About ICHER
The International Center for Home Education Research was founded in 2012 by a group of international scholars with more than 70 years of combined experience studying homeschooling. What sets ICHER apart from most national and international homeschool organizations is that we are not an advocacy group. As longtime observers of home education across a variety of contexts, we have great appreciation for homeschooling’s value and importance, but our purpose is not to promote home education or argue for its superiority over other forms of schooling.
Instead, our goals are threefold:
- to provide nonpartisan information about homeschooling to media outlets and the public
- to offer detailed analyses of emerging research on home education
- to encourage networking and collaboration among scholars
The quality of research on homeschooling varies widely. Alongside responsible and careful scholarship there exists deeply flawed research focused more on scoring political points than furthering understanding. To compound matters, advocacy organizations sometimes sponsor research studies and then popularize the results in misleading ways. As a result, unsuspecting journalists and even academic scholars often have difficulty discriminating between well-conducted, carefully analyzed research and political spin.
The most prominent example of this is the frequent claim that the average homeschooler outperforms public school students on standardized tests. The research base on academic achievement (measured primarily via standardized testing) and socialization relies on small-scale and/or non-randomized samples; claims that the “average homeschooler” outperforms public school students is simply not substantiated by the data. Similarly, broad-based assertions by homeschooling’s critics about inferior academic or social outcomes are not justified either.

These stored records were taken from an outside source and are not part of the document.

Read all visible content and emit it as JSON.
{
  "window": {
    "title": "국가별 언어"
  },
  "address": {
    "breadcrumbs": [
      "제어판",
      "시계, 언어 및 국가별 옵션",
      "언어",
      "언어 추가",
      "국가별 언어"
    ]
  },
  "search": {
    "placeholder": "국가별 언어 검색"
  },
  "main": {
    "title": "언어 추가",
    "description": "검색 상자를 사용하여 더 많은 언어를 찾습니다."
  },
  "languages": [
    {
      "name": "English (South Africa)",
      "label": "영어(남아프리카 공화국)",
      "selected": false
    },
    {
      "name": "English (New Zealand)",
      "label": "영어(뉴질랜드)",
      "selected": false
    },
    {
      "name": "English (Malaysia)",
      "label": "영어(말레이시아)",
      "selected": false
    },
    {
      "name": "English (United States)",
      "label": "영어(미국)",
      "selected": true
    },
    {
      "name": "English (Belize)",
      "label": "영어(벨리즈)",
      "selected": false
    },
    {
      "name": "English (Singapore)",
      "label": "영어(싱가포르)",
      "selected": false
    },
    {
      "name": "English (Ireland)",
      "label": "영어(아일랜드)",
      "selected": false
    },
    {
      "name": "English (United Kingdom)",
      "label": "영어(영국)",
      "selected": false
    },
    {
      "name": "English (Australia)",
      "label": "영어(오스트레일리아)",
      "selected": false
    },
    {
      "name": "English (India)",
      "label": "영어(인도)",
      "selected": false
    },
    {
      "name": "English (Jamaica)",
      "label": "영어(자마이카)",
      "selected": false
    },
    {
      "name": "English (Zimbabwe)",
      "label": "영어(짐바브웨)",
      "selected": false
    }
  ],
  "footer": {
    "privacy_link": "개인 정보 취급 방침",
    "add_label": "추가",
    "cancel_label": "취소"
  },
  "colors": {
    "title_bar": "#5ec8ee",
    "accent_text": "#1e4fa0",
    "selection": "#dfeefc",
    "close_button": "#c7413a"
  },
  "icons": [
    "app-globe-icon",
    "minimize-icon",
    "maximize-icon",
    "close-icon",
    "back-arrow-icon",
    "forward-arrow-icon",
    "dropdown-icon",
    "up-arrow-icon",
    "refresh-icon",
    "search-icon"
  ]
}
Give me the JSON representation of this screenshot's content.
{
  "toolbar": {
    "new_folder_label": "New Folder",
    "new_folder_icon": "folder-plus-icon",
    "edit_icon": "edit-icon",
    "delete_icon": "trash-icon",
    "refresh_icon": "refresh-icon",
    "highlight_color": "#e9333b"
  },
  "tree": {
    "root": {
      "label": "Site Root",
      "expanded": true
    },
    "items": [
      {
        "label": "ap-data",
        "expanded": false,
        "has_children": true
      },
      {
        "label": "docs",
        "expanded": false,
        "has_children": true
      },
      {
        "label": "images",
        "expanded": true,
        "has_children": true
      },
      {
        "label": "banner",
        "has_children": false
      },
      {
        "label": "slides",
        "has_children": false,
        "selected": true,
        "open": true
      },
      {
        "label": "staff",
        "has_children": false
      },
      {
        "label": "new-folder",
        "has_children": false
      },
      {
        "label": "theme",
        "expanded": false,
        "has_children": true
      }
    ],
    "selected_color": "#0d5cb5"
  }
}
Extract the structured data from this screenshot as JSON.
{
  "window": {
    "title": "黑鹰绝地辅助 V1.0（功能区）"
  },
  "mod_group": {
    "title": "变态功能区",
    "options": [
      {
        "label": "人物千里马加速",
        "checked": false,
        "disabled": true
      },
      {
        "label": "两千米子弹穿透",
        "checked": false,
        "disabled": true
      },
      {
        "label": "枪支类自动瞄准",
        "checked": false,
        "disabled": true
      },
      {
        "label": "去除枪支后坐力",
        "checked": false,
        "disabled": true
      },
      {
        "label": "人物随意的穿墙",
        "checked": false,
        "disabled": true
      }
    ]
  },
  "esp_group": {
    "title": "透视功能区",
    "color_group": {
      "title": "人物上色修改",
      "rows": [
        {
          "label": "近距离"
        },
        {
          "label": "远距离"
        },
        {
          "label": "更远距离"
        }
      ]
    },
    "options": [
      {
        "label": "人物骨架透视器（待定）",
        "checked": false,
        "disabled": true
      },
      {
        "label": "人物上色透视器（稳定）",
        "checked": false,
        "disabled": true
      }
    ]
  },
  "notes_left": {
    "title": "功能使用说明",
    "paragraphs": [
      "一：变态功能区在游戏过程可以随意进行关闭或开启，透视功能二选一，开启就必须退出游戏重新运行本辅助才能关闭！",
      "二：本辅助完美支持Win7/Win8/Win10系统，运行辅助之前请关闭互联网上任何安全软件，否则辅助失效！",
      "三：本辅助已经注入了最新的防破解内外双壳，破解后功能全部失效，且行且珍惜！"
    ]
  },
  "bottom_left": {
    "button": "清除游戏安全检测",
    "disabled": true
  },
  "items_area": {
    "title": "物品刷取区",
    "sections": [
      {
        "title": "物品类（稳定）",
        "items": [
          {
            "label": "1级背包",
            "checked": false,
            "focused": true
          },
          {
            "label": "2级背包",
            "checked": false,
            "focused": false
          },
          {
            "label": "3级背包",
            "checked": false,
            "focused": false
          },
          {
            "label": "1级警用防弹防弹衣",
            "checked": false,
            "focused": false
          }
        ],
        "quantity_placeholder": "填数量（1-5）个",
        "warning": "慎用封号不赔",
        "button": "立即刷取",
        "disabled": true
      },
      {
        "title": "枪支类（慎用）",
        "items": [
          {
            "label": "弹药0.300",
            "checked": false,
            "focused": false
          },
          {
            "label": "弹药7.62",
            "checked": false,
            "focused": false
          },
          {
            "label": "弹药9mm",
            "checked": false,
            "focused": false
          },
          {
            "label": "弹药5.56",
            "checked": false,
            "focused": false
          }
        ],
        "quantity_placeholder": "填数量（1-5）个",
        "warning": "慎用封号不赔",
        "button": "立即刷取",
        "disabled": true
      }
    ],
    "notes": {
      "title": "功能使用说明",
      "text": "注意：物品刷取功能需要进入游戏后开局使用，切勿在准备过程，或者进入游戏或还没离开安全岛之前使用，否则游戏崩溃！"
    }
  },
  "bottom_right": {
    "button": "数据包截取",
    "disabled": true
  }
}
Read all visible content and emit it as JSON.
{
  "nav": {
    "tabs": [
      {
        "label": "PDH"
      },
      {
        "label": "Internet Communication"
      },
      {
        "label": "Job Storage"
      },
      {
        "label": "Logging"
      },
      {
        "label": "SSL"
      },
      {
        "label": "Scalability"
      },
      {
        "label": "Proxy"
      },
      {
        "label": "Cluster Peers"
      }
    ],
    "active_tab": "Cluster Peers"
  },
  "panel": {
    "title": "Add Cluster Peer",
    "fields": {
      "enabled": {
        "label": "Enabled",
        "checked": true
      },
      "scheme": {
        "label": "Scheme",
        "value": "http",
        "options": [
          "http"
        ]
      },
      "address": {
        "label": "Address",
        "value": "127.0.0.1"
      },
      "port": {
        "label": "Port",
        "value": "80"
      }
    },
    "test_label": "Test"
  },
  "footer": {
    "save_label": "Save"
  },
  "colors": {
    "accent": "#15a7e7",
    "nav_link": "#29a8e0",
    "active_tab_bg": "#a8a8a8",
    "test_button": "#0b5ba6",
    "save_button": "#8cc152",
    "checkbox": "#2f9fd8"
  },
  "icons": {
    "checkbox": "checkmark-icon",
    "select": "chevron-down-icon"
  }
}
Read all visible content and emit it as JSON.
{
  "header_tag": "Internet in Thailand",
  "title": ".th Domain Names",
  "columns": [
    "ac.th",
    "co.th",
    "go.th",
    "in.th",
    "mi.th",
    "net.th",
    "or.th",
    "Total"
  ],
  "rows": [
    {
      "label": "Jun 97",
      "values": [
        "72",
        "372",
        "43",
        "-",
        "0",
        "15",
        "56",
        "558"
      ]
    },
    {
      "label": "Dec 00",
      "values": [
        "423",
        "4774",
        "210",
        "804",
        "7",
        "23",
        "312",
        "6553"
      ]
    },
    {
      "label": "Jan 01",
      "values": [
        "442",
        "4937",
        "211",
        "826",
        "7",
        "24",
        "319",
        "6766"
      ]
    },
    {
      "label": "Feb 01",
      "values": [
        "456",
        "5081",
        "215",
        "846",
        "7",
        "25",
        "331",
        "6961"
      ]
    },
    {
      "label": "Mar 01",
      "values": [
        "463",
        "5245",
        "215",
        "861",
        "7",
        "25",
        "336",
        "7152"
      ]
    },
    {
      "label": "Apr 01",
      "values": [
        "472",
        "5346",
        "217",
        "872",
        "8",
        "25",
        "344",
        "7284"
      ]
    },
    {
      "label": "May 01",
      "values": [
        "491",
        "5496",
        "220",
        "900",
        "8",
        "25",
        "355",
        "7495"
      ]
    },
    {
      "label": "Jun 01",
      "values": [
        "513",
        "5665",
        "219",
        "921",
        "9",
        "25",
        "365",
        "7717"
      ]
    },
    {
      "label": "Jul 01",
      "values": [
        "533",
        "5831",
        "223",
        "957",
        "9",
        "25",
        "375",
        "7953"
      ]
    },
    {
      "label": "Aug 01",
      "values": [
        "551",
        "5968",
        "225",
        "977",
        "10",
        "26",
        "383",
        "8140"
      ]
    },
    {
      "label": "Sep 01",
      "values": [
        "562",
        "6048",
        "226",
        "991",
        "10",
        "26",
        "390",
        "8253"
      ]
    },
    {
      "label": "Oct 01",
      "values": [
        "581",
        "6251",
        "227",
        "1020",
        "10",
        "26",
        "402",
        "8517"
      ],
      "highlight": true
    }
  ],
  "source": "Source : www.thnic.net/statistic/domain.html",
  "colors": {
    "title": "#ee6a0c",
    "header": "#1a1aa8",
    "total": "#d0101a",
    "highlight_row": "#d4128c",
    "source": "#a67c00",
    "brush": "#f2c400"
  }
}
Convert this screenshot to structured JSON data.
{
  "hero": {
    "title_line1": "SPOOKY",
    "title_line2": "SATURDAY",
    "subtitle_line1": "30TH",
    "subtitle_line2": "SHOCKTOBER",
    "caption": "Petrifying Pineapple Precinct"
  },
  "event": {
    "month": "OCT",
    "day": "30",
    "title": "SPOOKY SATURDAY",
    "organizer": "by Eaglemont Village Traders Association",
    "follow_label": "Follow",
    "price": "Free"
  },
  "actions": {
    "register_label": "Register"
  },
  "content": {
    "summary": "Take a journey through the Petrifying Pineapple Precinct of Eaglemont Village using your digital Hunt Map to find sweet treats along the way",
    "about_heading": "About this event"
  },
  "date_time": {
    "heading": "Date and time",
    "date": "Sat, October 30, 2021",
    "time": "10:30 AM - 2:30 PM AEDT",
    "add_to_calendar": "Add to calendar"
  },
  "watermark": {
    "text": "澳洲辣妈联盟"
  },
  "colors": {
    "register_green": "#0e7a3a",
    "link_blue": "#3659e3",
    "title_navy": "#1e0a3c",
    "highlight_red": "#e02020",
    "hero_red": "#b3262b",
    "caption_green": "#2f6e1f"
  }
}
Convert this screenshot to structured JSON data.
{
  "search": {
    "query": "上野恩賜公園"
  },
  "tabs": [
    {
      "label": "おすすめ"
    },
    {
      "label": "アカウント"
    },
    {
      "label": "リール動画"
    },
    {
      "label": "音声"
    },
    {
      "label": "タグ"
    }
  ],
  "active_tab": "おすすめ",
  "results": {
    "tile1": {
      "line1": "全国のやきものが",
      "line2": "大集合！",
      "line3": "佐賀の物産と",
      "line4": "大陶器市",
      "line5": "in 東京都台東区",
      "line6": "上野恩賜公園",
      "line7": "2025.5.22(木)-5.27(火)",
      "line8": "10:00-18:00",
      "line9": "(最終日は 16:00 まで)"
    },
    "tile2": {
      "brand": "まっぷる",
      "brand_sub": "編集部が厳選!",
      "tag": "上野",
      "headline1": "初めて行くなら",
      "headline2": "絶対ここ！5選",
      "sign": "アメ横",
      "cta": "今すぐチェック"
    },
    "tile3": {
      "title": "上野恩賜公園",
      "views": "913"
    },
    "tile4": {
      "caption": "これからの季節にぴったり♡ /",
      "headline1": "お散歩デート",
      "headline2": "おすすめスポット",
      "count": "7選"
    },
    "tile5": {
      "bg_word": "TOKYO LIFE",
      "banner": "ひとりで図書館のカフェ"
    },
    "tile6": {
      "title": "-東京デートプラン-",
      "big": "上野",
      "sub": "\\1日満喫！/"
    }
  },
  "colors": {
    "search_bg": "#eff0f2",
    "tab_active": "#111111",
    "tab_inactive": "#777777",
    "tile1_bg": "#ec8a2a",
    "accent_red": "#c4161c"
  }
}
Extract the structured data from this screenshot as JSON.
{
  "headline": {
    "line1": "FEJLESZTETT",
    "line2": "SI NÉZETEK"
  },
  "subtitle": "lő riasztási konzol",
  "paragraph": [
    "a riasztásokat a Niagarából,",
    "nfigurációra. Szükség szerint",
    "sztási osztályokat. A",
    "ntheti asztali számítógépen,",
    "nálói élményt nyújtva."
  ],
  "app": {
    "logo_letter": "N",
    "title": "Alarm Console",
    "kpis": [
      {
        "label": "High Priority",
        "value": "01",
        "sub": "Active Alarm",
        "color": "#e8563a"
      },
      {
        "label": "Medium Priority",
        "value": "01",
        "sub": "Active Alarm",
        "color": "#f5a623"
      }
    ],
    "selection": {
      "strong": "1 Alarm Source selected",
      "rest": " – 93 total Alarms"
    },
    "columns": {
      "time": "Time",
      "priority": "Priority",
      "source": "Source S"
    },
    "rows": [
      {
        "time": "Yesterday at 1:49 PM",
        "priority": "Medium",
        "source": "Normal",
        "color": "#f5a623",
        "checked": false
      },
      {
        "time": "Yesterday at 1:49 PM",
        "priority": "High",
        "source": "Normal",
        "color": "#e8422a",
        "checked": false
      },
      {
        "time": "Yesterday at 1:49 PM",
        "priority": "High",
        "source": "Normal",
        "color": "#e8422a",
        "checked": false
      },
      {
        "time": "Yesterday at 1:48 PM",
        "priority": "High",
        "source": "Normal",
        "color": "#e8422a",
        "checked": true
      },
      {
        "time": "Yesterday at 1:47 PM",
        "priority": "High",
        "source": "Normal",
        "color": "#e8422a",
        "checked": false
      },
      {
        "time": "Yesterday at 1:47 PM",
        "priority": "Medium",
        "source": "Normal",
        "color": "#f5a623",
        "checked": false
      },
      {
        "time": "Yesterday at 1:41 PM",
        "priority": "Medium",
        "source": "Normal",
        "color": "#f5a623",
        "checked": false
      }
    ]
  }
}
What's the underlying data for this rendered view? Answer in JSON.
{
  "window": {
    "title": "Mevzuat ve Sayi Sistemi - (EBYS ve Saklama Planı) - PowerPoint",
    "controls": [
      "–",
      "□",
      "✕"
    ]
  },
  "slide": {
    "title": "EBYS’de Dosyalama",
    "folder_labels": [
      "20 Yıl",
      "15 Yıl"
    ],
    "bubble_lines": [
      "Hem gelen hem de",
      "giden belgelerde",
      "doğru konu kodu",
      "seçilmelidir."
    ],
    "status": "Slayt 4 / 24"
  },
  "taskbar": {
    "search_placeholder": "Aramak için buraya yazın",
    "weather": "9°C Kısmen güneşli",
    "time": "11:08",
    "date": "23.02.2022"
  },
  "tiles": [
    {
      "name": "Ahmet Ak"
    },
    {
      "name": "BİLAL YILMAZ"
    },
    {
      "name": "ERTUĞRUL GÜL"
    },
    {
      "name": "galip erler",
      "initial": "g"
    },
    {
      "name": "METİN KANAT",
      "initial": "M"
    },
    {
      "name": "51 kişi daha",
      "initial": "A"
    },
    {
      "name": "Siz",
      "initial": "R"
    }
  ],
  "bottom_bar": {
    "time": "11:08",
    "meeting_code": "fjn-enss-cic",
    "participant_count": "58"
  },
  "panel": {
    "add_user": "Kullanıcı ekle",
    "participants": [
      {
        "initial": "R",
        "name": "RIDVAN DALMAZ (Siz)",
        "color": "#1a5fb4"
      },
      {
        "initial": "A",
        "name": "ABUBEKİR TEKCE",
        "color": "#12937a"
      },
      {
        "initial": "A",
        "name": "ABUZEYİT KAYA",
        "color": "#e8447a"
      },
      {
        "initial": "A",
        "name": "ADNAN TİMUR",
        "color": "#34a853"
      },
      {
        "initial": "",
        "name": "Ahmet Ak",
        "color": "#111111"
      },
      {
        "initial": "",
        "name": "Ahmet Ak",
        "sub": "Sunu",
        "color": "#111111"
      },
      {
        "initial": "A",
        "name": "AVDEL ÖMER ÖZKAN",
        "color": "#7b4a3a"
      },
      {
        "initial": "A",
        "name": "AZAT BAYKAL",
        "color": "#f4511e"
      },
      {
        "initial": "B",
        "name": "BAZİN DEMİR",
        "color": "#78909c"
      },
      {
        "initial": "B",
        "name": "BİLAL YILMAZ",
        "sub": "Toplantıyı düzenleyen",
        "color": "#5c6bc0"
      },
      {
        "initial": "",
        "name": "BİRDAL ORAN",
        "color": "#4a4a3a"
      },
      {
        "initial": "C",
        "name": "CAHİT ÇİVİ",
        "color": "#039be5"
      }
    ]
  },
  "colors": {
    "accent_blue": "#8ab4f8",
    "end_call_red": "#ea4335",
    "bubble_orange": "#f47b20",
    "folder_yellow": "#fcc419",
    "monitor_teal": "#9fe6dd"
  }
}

Despite these limitations, academic research on homeschooling provides a broad array of small-scale studies that offer partial glimpses into the practices, philosophies, and outcomes of home education across the world. Rather than making claims about “the average homeschooler,” scholars, media, and communities would be better served by striving to understand the diversity of homeschooling philosophies, practices, and outcomes. ICHER aims to synthesize the best of what homeschooling scholarship has revealed thus far, to examine new scholarship as it emerges, and to foster future work of the highest quality.